Over 260 tonnes of Russian timber entered Belgium in breach of EU sanctions

Over 260 tonnes of Russian timber entered Belgium in breach of EU sanctions
Credit: Canva

At least 261 tonnes of timber were imported into Belgium from Russia despite sanctions following the invasion of Ukraine in February 2022.

Russian timber imports were banned in the fifth round of EU sanctions, ratified by Member States in April 2022. After a period of grace allowing importers to honour contracts, a strict embargo has been in force since July 2022.

However, the Environment Ministry has found evidence that imports have continued. Using a forensic laboratory located at the Royal Museum for Central Africa (RMCA) in Tervuren, inspectors were able to determine that several wood shipments had arrived from Russia.

"Determining the country of origin of a specific batch of wood is not easy," ministry spokesperson Annelies Wynant told l'Echo. "It's the first time we've identified a source in this way."

How is it getting through?

A previous investigation led by De Tijd and the International Consortium of Investigative Journalists (ICIJ) in June 2023 revealed attempts by Turkish and Bulgarian timber distributors to circumvent Russian sanctions. It remains unclear whether or not Belgian importers are linked to these particular routes.

Furthermore, the volume of wood imported from Turkey to Belgium has increased six-fold since 2021. The investigation highlighted other potential routes through Kyrgyzstan, Kazakhstan and Shanghai.

The Environment Ministry outlined various other issues facing the timber industry such as imports of wood produced by illegal harvests from Russia, the Central African Republic, China, Malaysia, Turkey, Ukraine, Belarus, Brazil and Chile. The number of fines imposed for illegal harvests almost tripled in 2023.

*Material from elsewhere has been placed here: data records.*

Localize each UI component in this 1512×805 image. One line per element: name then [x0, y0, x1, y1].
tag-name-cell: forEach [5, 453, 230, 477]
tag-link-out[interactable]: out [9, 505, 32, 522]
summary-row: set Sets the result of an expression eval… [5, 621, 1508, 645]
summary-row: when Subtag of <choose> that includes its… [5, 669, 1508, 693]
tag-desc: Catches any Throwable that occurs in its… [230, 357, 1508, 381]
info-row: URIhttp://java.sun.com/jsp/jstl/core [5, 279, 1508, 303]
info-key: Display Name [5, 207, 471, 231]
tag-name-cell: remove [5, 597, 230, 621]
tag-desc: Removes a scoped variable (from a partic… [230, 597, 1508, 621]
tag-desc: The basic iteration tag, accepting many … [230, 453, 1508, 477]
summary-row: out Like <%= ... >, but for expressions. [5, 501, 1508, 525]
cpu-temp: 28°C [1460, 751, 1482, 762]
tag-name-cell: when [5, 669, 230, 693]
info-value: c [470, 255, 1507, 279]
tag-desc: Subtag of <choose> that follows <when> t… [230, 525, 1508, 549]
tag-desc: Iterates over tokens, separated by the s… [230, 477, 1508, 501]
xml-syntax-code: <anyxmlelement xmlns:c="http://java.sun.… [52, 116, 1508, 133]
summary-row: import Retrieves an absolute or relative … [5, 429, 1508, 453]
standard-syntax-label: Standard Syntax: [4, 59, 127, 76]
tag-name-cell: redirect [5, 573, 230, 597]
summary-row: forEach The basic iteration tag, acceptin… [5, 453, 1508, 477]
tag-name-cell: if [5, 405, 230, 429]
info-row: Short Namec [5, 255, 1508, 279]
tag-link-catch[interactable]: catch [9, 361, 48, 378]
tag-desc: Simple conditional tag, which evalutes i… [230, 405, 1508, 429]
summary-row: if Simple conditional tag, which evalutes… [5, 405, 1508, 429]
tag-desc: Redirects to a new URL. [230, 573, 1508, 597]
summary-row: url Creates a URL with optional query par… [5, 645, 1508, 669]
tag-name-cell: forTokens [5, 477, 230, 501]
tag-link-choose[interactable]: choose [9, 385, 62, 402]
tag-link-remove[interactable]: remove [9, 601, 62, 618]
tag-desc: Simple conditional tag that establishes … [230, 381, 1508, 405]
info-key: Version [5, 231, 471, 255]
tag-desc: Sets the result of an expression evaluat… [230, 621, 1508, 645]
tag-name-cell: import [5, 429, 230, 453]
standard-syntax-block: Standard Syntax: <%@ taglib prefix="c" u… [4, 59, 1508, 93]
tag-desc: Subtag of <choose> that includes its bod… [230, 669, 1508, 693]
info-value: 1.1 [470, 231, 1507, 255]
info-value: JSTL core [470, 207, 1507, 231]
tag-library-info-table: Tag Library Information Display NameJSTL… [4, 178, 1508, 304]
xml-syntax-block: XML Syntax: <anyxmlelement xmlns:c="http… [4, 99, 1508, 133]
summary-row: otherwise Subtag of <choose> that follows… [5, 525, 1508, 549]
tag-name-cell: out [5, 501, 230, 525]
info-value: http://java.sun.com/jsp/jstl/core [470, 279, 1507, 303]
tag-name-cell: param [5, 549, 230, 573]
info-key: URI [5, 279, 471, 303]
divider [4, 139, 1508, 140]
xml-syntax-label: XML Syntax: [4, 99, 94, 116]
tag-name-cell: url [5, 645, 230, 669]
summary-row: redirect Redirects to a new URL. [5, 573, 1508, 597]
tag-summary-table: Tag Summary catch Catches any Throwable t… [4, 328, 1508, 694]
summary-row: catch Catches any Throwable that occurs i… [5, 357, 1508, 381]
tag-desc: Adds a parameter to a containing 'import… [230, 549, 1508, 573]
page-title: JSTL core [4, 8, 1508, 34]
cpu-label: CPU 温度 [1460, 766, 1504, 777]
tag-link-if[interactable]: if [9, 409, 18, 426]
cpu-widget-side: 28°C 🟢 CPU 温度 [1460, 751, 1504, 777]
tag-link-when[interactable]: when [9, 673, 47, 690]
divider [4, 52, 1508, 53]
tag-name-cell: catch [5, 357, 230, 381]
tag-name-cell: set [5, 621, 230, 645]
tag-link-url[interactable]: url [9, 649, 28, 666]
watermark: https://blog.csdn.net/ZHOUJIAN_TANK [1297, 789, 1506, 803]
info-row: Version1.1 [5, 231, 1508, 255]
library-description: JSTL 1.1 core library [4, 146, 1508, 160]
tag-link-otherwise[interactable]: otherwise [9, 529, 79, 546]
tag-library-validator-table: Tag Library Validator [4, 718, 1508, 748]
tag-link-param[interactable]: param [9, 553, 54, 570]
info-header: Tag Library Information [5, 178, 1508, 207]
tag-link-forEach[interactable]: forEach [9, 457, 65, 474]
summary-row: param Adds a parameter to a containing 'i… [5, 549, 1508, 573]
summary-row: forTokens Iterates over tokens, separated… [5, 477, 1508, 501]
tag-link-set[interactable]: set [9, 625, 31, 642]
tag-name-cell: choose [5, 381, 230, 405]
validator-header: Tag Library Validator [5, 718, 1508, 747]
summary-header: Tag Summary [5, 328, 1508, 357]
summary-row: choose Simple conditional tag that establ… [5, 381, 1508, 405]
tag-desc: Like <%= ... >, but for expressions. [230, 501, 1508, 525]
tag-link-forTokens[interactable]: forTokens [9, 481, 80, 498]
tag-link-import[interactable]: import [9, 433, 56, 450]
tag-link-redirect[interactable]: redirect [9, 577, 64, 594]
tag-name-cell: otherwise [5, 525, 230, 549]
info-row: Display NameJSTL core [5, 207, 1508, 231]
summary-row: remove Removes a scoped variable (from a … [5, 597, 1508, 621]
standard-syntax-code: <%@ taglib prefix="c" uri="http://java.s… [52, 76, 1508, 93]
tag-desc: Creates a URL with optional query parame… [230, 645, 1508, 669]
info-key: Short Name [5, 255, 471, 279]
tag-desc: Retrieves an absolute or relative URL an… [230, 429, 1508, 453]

The ministry also has a distinct lack of inspectors. There are currently only fewer than five timber inspectors working full-time; but there are 4,500 timber importers in Belgium.

Enforcing EU sanctions

The EU ratified its thirteenth package of sanctions against Russia as the invasion of Ukraine hit the two-year mark last week. The latest measures have blacklisted a further 106 individuals and 88 entities and targets the military and defence industry.

Despite an ever-growing list of sanctions, enforcing already existing measures remains a key challenge for the EU. A report by the Lille-based IÉSEG School of Management found "statistical evidence that the EU sanctions are massively circumvented."

For instance, the report explains that EU exports to "Kremlin friendly" third countries such as Turkey, the United Arab Emirates (UAE) and Kazakhstan shot up by 81.55% between October 2022 and September 2023. Many of the exports are considered high-priority goods such as manufacturing equipment and electrical components which could be used in a military context.